Gelen içerde rahat etsin diye kişiliğinizin kolonlarını keserseniz kendi üzerinize çökersiniz.
Gündüz kuşağı programları sırf beni sevsinler, ayıp olmasın, dışlanmayayım diye bizi ayakta tutan KİŞİLİĞİMİZİN TEMEL KOLONLARINDAN vazgeçen insanlarla doludur.
İnsanları kendilerinden vazgeçirecek kadar zorlayan şeyler bağlanmaya duyulan yoğun ihtiyaç ve özerklik korkusudur. Sanki kendimiz olup, özerk davranışlar sergilersek bağlandığımız kişiler bizi istemezmiş gibi gelir.
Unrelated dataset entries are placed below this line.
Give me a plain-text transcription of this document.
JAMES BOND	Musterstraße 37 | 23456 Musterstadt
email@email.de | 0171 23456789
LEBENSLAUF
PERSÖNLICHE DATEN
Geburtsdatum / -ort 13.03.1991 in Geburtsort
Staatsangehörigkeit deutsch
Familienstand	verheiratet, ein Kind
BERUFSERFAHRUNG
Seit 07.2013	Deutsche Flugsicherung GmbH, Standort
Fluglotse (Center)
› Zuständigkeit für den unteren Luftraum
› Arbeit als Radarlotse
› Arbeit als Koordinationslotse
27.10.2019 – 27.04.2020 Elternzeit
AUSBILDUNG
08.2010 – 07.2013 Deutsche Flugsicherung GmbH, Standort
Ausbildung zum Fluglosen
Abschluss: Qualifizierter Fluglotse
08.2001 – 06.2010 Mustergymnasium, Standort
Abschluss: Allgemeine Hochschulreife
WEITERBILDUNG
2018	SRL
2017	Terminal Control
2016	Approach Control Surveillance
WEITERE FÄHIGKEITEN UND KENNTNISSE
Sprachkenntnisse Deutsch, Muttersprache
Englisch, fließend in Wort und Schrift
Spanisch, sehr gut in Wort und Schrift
Kişinin beni sevsinler diye vazgeçtiği ve günün sonunda geriye kendisinden bir şey kalmamasına sebep olan KİŞİLİĞİMİZİN TEMEL KOLONLARI şöyledir:
DEĞERLERİMİZ
Eşinizin, ailenizin ya da arkadaşlarınızın baskısıyla, sevsinler diye ya da dışlanmamak için inanç, sadakat ve adalet gibi etik değerlerinize uymayan davranışlar sergilemeniz zamanla kendinize olan saygınızı yitirmenize ve derin bir utanç duymanıza neden olur.
SINIRLARIMIZ
Hepimizin kırmızı çizgileri vardır. Yoksa da olmalıdır. Ve bu kırmızı çizgiler neye tahammül edip neye etmeyeceğimizi gösterir. Tahammül sınırlarımızı aşan şeylere sessiz kaldıkça içimizde tükenmişlik hisleri ve öfke birikir. Terk edilirim, dışlanırım kaygıları taşıyan insanlar bu öfkelerini kendilerine yönelterek tükenmişlik hislerini arttırır.
ÖZERKLİK
Özerklik insanın kendi başına var olabilme kapasitesidir. Bunun içine kariyer planları, arkadaşlıklar, hobiler girer ve bunlar bize kendimiz olabilmeyi hatırlatır. İlişki içinde bunları feda eden kişiler ilişkileri bittiğinde kendilerini kaybolmuş gibi hissederler, “BEN KİMİM?” sorusuna cevap vermek zorlaşır.
Eğer bir ilişkiyi ayakta tutmak için sizi ayakta tutan değerlerinizden vazgeçerseniz kendi enkazınızın altında kalırsınız. Değerler, sınırlar ve özerklik bizi ayakta tutan kolonlardır. Bir ilişki (duygusal, sosyal, ailevi) bunları yıkıyorsa sonunda geriye sizden bir şey kalmaz.